The Assassin a obtenu à Cannes le prix de la mise en scène, oh combien mérité ! Les combats apparaissent le plus souvent à travers de longs travellings, derrière des troncs de bouleaux blancs et épurés. Jeux chatoyants des lumières, lignes de fuite, inversion des échelles. La scène de la rencontre de la dame blanche et de la dame noire, au somment d’une montagne noyée dans une mer de brume est époustouflante de beauté et restera dans les annales. On pourrait classer le film dans la catégorie des wu xia pian, films de « chevaliers errants » ou « de sabre chinois ». C’est la première fois que Hou Hsiao-Hsien se risque au genre. Les quelques rares scènes où l’héroïne disparaît en sautant des toits en attestent. Mais rien d’un Tigre et Dragon d’Ang Lee par exemple. Le réalisateur préfère aborder le genre d’une manière romantique, presque contemplative en privilégiant les longs plans séquences, les frôlements de la soie, ou les rapports entre les personnages. Yinniang n’est pas qu’une combattante très habile. C’est une femme qui a du cœur, au grand dam de la nonne qui le lui reproche à deux reprises « Ta technique est irréprochable, mais ton âme reste prisonnière de tes sentiments », allant jusqu’à essayer de la combattre. La parabole de l’oiseau bleu triste et solitaire qui se remet à chanter et danser lorsqu’il se voit dans un miroir – car il est alors parmi les siens – jusqu’à en mourir, éclaire le parcours de Yinniang et donne toute sa force psychologique au film.

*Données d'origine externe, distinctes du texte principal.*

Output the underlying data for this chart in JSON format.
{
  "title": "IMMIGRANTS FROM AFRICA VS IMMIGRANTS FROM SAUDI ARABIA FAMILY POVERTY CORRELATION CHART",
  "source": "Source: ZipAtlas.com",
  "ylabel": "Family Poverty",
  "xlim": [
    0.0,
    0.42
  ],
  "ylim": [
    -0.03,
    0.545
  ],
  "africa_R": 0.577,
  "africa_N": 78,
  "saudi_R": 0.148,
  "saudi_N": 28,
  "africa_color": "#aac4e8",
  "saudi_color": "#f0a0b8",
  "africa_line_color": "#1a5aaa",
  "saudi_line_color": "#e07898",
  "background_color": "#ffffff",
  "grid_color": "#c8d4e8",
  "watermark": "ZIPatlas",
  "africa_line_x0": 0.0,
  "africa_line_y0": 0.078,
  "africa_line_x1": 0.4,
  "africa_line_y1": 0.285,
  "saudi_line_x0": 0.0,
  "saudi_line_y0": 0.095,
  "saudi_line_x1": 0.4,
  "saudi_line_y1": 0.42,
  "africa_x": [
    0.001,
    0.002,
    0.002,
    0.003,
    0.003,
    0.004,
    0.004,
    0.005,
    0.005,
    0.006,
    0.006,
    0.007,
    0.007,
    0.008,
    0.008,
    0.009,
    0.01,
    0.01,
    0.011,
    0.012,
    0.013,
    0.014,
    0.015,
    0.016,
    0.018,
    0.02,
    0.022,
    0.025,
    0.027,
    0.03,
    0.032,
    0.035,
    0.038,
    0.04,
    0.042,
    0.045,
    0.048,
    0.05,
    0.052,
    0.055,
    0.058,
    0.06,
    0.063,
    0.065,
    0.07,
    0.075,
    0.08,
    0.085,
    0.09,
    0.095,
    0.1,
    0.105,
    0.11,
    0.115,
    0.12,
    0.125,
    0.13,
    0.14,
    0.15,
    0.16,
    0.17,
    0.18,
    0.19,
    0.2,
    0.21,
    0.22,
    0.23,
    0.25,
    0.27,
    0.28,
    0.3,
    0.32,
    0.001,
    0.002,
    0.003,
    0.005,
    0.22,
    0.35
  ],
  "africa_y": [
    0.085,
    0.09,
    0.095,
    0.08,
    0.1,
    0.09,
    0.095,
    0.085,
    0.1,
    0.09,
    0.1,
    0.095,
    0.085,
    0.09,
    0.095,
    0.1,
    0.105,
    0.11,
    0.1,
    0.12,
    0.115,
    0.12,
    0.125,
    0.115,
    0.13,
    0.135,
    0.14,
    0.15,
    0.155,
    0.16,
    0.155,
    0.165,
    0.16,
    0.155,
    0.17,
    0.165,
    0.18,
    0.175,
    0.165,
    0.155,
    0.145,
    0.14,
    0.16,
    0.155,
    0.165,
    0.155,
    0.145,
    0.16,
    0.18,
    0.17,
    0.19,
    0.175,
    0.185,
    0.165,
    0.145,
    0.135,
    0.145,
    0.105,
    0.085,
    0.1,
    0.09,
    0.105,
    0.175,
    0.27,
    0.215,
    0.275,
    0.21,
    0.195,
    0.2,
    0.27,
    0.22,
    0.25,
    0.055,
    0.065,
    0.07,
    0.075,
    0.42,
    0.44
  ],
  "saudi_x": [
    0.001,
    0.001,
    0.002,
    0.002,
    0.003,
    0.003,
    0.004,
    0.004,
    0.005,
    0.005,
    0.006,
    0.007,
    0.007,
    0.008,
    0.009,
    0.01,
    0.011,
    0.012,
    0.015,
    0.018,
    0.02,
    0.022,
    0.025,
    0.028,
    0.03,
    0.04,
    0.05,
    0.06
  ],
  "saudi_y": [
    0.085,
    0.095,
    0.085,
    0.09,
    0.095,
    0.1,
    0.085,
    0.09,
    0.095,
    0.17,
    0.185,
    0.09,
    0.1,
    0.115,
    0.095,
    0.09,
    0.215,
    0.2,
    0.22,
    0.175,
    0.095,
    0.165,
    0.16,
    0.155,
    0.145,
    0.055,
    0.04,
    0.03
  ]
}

Il n’est pas étonnant que ce film ait maturé pendant une décennie et ait nécessité bien plus de quinze mois de tournage. Le résultat est un joyau qui fera date dans l’histoire du cinéma.
Brava, ragazza mia ! J’ai partagé ce bonheur et cette émotion. La scène de l’oiseau et l’humanité de la protagoniste m’ont bouleversée.